The cemetery is located in the 14th Arrondissement between the rue de la Gaité and boulevard Raspail and can be entered from boulevard Edgar Quinet. May be reached on the metro – taking the Edgar-Quinet stop.
In the 17th century, the land on which the cemetery is currently standing was owned by the l'Hotel-Dieu along with property of the Brothers of Charity.
In the time of the Revolution, this property was confiscated, as was much church property. Public Assistance, the new owners started to bury those people who died in the hospitals and whose bodies were not claimed by anyone. As cemeteries were forbidden within the city limits of Paris for health reasons, it was outside the city limits. Originally known as Le Cimetière du Sud (The South cemetery) , Cimetière du Montparnasse (Montparnasse cemetery) opened its doors on 25 July, 1824. With its 19 hectares (46.95 acres), it is the second largest cemetery in Paris after Père-Lachaise. It is also one of the most important green spaces in the city with its 1,200 trees.

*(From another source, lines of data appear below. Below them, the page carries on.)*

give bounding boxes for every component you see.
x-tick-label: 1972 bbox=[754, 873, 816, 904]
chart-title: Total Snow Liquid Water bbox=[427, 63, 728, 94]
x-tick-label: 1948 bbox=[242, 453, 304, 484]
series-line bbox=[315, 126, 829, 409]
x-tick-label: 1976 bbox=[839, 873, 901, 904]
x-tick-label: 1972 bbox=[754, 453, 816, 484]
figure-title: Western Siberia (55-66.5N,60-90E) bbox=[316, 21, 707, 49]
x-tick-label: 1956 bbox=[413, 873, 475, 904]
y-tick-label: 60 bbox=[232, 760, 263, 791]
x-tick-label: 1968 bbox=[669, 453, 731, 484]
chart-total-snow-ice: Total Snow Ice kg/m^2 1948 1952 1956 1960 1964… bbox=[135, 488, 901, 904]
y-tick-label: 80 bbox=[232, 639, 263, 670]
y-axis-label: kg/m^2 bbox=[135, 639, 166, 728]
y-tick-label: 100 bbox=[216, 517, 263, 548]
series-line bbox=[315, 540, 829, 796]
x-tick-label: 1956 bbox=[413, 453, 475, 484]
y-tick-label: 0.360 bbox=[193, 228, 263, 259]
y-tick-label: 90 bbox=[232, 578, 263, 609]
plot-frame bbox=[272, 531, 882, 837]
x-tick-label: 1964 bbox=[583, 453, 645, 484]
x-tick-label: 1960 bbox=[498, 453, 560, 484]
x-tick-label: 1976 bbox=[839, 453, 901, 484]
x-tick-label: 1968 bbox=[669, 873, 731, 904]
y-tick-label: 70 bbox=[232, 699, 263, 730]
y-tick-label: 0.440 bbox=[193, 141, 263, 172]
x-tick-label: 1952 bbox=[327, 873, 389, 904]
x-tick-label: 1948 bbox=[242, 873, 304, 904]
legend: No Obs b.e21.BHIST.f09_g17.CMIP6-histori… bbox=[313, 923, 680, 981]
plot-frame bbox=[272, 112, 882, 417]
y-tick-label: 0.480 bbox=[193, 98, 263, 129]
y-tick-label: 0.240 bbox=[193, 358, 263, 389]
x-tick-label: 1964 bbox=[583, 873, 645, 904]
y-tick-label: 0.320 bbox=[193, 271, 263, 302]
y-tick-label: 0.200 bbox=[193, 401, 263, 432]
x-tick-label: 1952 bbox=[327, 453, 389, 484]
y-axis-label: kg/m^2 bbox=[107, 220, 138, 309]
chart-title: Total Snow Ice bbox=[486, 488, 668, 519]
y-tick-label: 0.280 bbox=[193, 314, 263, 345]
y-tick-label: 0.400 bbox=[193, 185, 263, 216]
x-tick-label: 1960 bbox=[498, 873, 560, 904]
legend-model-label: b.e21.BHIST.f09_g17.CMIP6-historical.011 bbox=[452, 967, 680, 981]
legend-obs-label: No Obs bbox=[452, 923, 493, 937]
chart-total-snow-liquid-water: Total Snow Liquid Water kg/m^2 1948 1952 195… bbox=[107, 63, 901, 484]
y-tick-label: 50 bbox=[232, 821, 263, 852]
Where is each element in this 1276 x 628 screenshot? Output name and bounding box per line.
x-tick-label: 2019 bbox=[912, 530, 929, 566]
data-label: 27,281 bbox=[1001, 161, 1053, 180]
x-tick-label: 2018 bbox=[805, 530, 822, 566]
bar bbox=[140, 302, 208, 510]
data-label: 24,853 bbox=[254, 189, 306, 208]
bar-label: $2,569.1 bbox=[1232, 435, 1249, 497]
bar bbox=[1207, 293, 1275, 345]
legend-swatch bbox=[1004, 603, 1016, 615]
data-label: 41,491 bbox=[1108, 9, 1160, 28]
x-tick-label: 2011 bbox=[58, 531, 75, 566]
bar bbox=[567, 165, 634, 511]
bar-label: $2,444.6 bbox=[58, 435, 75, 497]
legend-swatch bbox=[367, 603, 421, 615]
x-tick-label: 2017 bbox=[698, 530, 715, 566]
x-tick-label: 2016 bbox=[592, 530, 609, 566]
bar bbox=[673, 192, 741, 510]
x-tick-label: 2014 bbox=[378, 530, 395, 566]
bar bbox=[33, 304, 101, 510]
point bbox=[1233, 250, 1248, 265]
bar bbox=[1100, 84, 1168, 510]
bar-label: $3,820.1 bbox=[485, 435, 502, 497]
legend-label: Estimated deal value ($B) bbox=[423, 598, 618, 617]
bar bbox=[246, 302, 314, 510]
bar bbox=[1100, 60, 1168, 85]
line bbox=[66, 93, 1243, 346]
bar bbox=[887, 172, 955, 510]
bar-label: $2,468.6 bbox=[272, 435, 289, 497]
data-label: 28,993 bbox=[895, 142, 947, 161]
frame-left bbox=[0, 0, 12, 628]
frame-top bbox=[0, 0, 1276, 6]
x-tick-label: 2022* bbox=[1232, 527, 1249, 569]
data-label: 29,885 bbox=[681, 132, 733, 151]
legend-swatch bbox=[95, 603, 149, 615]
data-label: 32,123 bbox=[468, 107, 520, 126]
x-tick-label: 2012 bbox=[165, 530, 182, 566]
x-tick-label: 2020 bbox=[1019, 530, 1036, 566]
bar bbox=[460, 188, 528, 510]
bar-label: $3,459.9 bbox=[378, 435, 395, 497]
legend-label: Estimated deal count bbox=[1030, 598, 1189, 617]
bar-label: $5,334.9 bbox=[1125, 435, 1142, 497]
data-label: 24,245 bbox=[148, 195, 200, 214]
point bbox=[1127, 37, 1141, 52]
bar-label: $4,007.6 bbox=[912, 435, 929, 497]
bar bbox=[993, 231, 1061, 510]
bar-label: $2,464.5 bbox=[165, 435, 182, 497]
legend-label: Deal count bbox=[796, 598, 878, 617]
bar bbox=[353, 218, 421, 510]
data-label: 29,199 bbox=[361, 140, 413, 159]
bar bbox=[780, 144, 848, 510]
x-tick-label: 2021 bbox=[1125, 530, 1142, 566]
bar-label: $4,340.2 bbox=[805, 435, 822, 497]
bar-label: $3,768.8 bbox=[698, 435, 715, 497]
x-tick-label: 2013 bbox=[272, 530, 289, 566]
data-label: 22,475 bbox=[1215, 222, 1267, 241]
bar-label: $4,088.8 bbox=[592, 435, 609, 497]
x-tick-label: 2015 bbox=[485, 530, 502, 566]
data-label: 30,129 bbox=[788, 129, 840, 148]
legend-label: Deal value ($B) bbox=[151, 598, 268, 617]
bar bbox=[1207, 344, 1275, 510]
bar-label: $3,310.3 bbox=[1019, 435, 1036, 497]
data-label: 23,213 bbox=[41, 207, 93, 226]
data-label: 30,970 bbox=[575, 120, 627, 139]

At the beginning of the 19th century, the city of Paris acquired the neighboring land to create a cemetery for the burial of inhabitants who resided on the left bank of Paris. Originally the cemetery was a dozen hectares (29.65 acres) but in 1847, land was again acquired to double its size. At the end of the 19th century some land was given to allow several streets to be expanded, decreasing the size of the cemetery. Since then, the size of the cemetery has not changed.
The cemetery constitutes an important museum of 19th and 20th century statues and sculpture. Works of many important artists of the time are represented there.
Montparnasse Cemetery is the eternal home of many notable French and international people as well as publishers and others who promoted the works of writers and artists. It is a highly popular tourist attraction.